Michael Fassbender plays the titular Counselor who gets in over his head, and indulges in a drug trade that involves a shady man called Reiner (Javier Bardem) even though another shady man named Westray (Brad Pitt) warns him not to. Phew!
This trade of course is defied by the brutal Mexican drug cartel, who have become a go-to nemesis in most crime films involving cocaine and gangs.
There seems to be a message in this film. Go down the bad path, and bad shit will happen to you.

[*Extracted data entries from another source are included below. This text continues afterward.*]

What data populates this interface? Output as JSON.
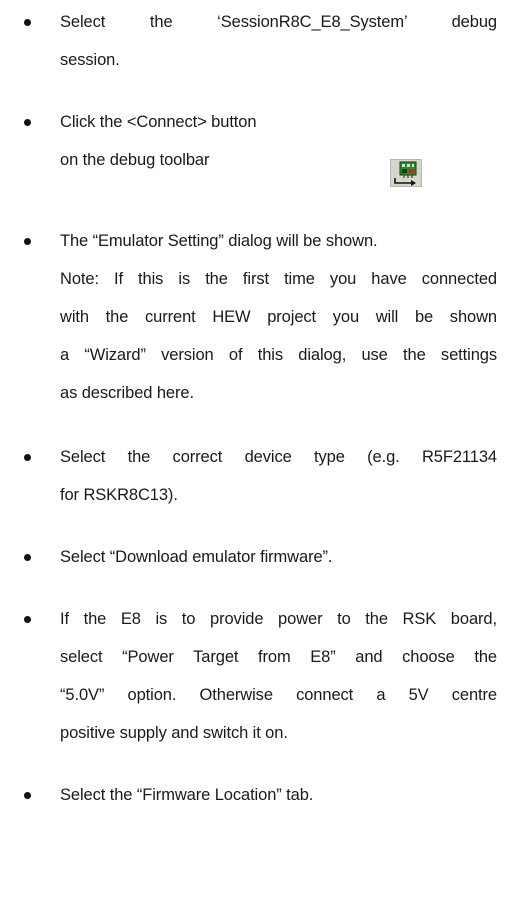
{
  "items": [
    {
      "lines": [
        "Select the ‘SessionR8C_E8_System’ debug",
        "session."
      ],
      "justify": [
        true,
        false
      ]
    },
    {
      "lines": [
        "Click the <Connect> button",
        "on the debug toolbar"
      ],
      "justify": [
        false,
        false
      ]
    },
    {
      "lines": [
        "The “Emulator Setting” dialog will be shown.",
        "Note: If this is the first time you have connected",
        "with the current HEW project you will be shown",
        "a “Wizard” version of this dialog, use the settings",
        "as described here."
      ],
      "justify": [
        false,
        true,
        true,
        true,
        false
      ]
    },
    {
      "lines": [
        "Select the correct device type (e.g. R5F21134",
        "for RSKR8C13)."
      ],
      "justify": [
        true,
        false
      ]
    },
    {
      "lines": [
        "Select “Download emulator firmware”."
      ],
      "justify": [
        false
      ]
    },
    {
      "lines": [
        "If the E8 is to provide power to the RSK board,",
        "select “Power Target from E8” and choose the",
        "“5.0V” option. Otherwise connect a 5V centre",
        "positive supply and switch it on."
      ],
      "justify": [
        true,
        true,
        true,
        false
      ]
    },
    {
      "lines": [
        "Select the “Firmware Location” tab."
      ],
      "justify": [
        false
      ]
    }
  ],
  "connect_icon": "connect-toolbar-icon"
}
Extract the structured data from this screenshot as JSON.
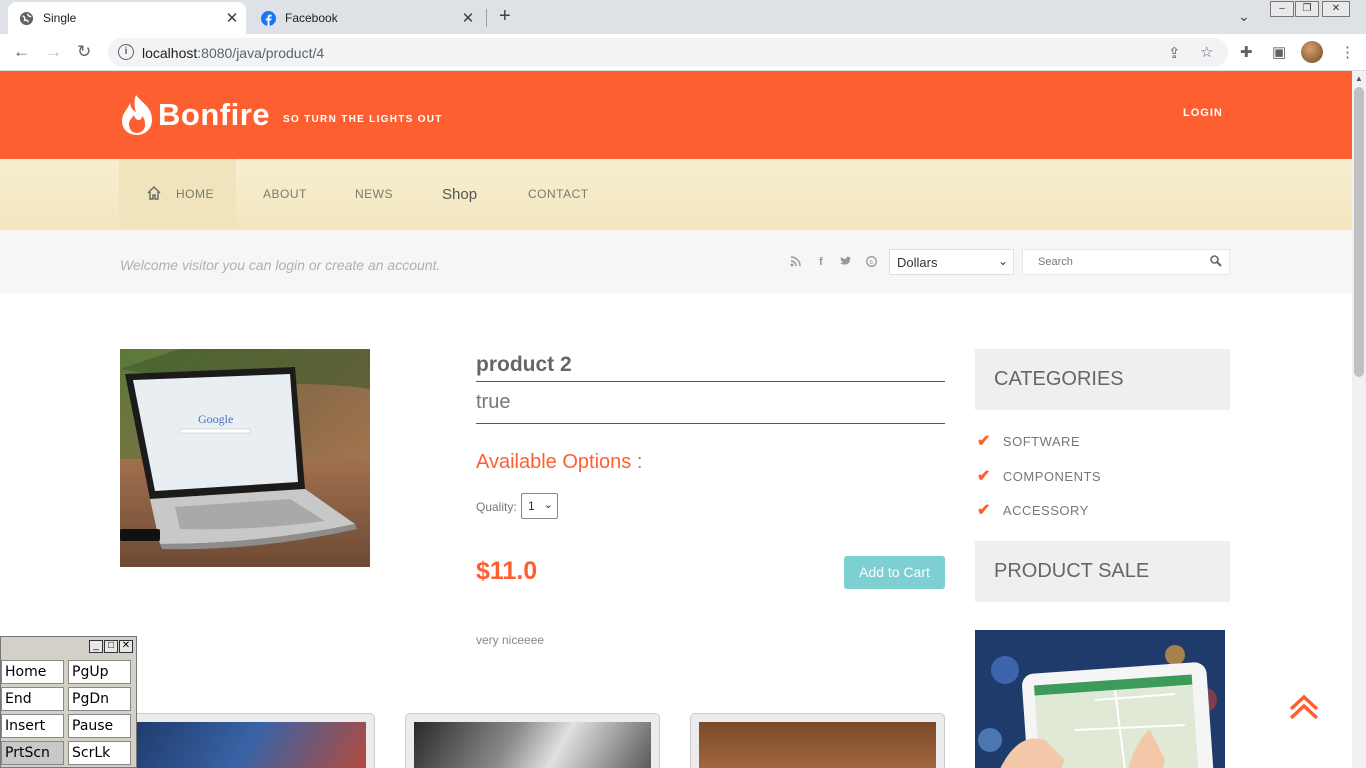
{
  "browser": {
    "tabs": [
      {
        "title": "Single",
        "active": true
      },
      {
        "title": "Facebook",
        "active": false
      }
    ],
    "url_host": "localhost",
    "url_path": ":8080/java/product/4"
  },
  "site": {
    "logo": "Bonfire",
    "tagline": "SO TURN THE LIGHTS OUT",
    "login": "LOGIN",
    "nav": [
      "HOME",
      "ABOUT",
      "NEWS",
      "Shop",
      "CONTACT"
    ],
    "welcome": "Welcome visitor you can login or create an account.",
    "currency": "Dollars",
    "search_placeholder": "Search"
  },
  "product": {
    "title": "product 2",
    "subtitle": "true",
    "available_options": "Available Options :",
    "quality_label": "Quality:",
    "quality_value": "1",
    "price": "$11.0",
    "add_to_cart": "Add to Cart",
    "description": "very niceeee"
  },
  "sidebar": {
    "categories_title": "CATEGORIES",
    "categories": [
      "SOFTWARE",
      "COMPONENTS",
      "ACCESSORY"
    ],
    "sale_title": "PRODUCT SALE"
  },
  "osk": {
    "keys": [
      "Home",
      "PgUp",
      "End",
      "PgDn",
      "Insert",
      "Pause",
      "PrtScn",
      "ScrLk"
    ]
  },
  "colors": {
    "brand": "#fe5f30",
    "cart": "#7ecfd1"
  }
}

Surely, there could have been an easier way of telling us that instead of making this incomprehensible mess. The Counselor, being a Ridley Scott film feels more like a Tony Scott film. There’s that slickness in editing and cinematography, that Ridley generally ignores, and Tony embraces. Sadly, the dialogue is nowhere close to either of their creations.
Screenwriter McCarthy has visited the wrong aisle in the library. Instead of taking dialogue that is as conventional as a Tarantino film, the monologues sound more like George Bernard Shaw or even Shakespeare. While explaining greed, one of the key characters, Malkina (Cameron Diaz in a nightmarish role) says:
“I suspect that we are ill-formed for the path we have chosen. Ill-formed and ill-prepared. We would like to draw a veil over all the blood and terror that have brought us to this place. It is our faintness of heart that would close our eyes to all of that, but in so doing it makes of it our destiny. But nothing is crueller than a coward, and the slaughter to come is probably beyond our imagining.”
Even when I was 100 minutes into the film, I thought Scott would pull away from the misery by adding one of two thrilling set pieces. None of which happens.
What’s amazing about The Best Man Holiday is that it never feels like 14 years. In 1999, The Best Man became a deliverance for the African-American film genre which had been stereotyped as a crime / gangster genre. The film gave a unique identity and helped launched several other films and genres.
The Best Man Holiday is a family centered tear jerker as it slowly unravels a web of failures, sad faces and ultimately demise that surrounds the group of friends. The prequel’s breakout character, Quentin (Terrence Howard) exhibits all signs of badassery. It’s as if they based his character on How I Met Your Mother’s Barney Stinson. Howard continues to give a good performance but at times you feel the character can be given more responsibilities. In The Best Man Holiday, Howard is still an untapped resource.
Much like the prequel, the sequel never takes Morris Chestnut seriously and reduces him to humour till the time drama is necessary. Chestnut’s Lance Sullivan is a vital character in both films and I’m surprised how he hasn’t been given enough platform to shine.
The friends reunite at the Sullivan’s villa for Christmas. Everyone is living a different life. Their conversations are fresh. There are mentions of Barack Obama and even Robin Thicke (seriously?). But, what hasn’t changed is the hostility between the two best friends – Sullivan and Harper Stewart (Taye DIggs); the spark between Julian (Harold Perrineau) and Shelby (Mellisa De Sousa) and the suspicions of Harper’s wife, Robin (Sanaa Lathan) when she sees him with his old flame, Jordan (Nia Long).
The Best Man Holiday plays it safe and uses tragic elements to get involvement from the audiences. Some may budge, but today’s audiences are not made that way. They are into high concept films where drama is limited to just one scene, with the rest being eye candy entertainment. The Best Man Holiday has its fair share of entertainment. If you don’t find it amusing, it’s because you haven’t invested in these characters. Who wouldn’t?